As Morgan McCall, in his book High Flyers, points out, “Unfortunately, people often like the things that work against their growth.… People like to use their strengths … to achieve quick, dramatic results, even if … they aren’t developing the new skills they will need later on. People like to believe they are as good as everyone says … and not take their weaknesses as seriously as they might. People don’t like to hear bad news or get criticism.… There is tremendous risk … in leaving what one does well to attempt to master something new.” And the fixed mindset makes it seem all that much riskier.


Brutal Bosses

McCall goes on to point out that when leaders feel they are inherently better than others, they may start to believe that the needs or feelings of the lesser people can be ignored. None of our fixed-mindset leaders cared much about the little guy, and many were outright contemptuous of those beneath them on the corporate ladder. Where does this lead? In the guise of “keeping people on their toes,” these bosses may mistreat workers.

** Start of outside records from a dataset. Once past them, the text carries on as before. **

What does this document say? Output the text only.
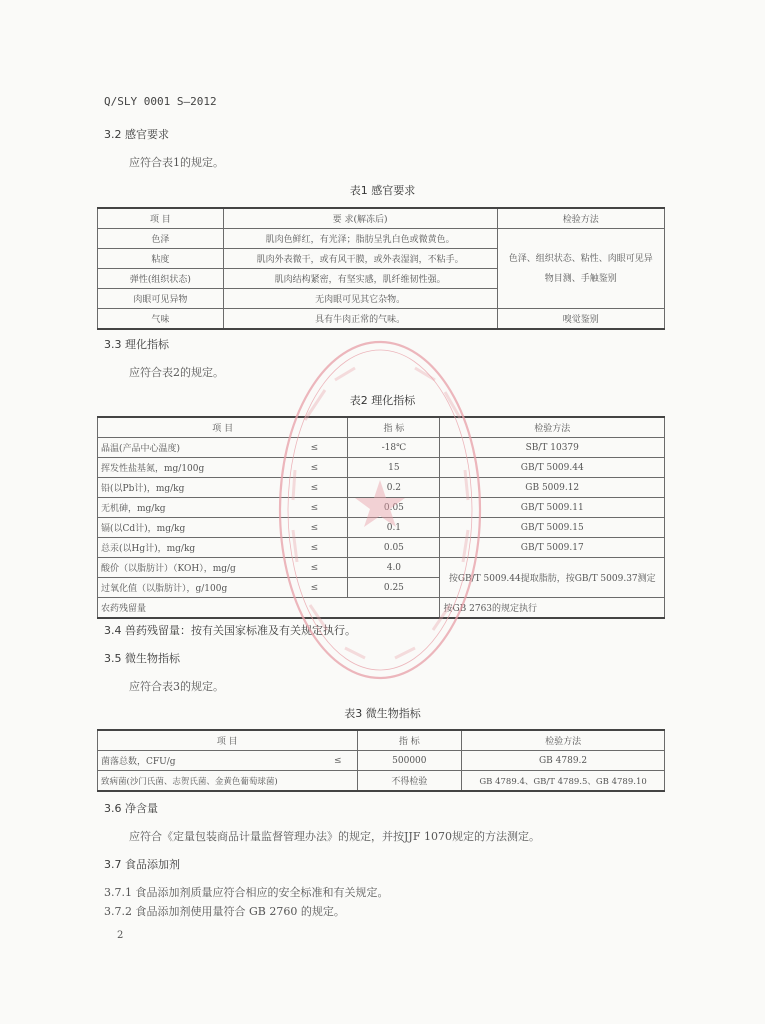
Q/SLY 0001 S—2012
3.2 感官要求
应符合表1的规定。
表1 感官要求
项 目	要 求(解冻后)	检验方法
色泽	肌肉色鲜红，有光泽；脂肪呈乳白色或微黄色。	色泽、组织状态、粘性、肉眼可见异物目测、手触鉴别
粘度	肌肉外表微干，或有风干膜，或外表湿润，不粘手。	
弹性(组织状态)	肌肉结构紧密，有坚实感，肌纤维韧性强。	
肉眼可见异物	无肉眼可见其它杂物。	
气味	具有牛肉正常的气味。	嗅觉鉴别
3.3 理化指标
应符合表2的规定。
表2 理化指标
项 目		指 标	检验方法
晶温(产品中心温度)	≤	-18℃	SB/T 10379
挥发性盐基氮，mg/100g	≤	15	GB/T 5009.44
铅(以Pb计)，mg/kg	≤	0.2	GB 5009.12
无机砷，mg/kg	≤	0.05	GB/T 5009.11
镉(以Cd计)，mg/kg	≤	0.1	GB/T 5009.15
总汞(以Hg计)，mg/kg	≤	0.05	GB/T 5009.17
酸价（以脂肪计）（KOH），mg/g	≤	4.0	按GB/T 5009.44提取脂肪，按GB/T 5009.37测定
过氧化值（以脂肪计），g/100g	≤	0.25	
农药残留量			按GB 2763的规定执行
3.4 兽药残留量：按有关国家标准及有关规定执行。
3.5 微生物指标
应符合表3的规定。
表3 微生物指标
项 目		指 标	检验方法
菌落总数，CFU/g	≤	500000	GB 4789.2
致病菌(沙门氏菌、志贺氏菌、金黄色葡萄球菌)		不得检验	GB 4789.4、GB/T 4789.5、GB 4789.10
3.6 净含量
应符合《定量包装商品计量监督管理办法》的规定，并按JJF 1070规定的方法测定。
3.7 食品添加剂
3.7.1 食品添加剂质量应符合相应的安全标准和有关规定。
3.7.2 食品添加剂使用量符合 GB 2760 的规定。
2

Iacocca played painful games with his executives to keep them off balance. Jerry Levin of Time Warner was likened by his colleagues to the brutal Roman emperor Caligula. Skilling was known for his harsh ridicule of those less intelligent than he.

Harvey Hornstein, an expert on corporate leadership, writes in his book Brutal Bosses that this kind of abuse represents the bosses’ desire “to enhance their own feelings of power, competence, and value at the subordinate’s expense.” Do you remember in our studies how people with the fixed mindset wanted to compare themselves with people who were worse off than they were? The principle is the same, but there is an important difference: These bosses have the power to make people worse off. And when they do, they feel better about themselves.

Hornstein describes Paul Kazarian, the former CEO of Sunbeam-Oster. He called himself a “perfectionist,” but that was a euphemism for “abuser.” He threw things at subordinates when they upset him. One day, the comptroller, after displeasing Mr. Kazarian, saw an orange juice container flying toward him.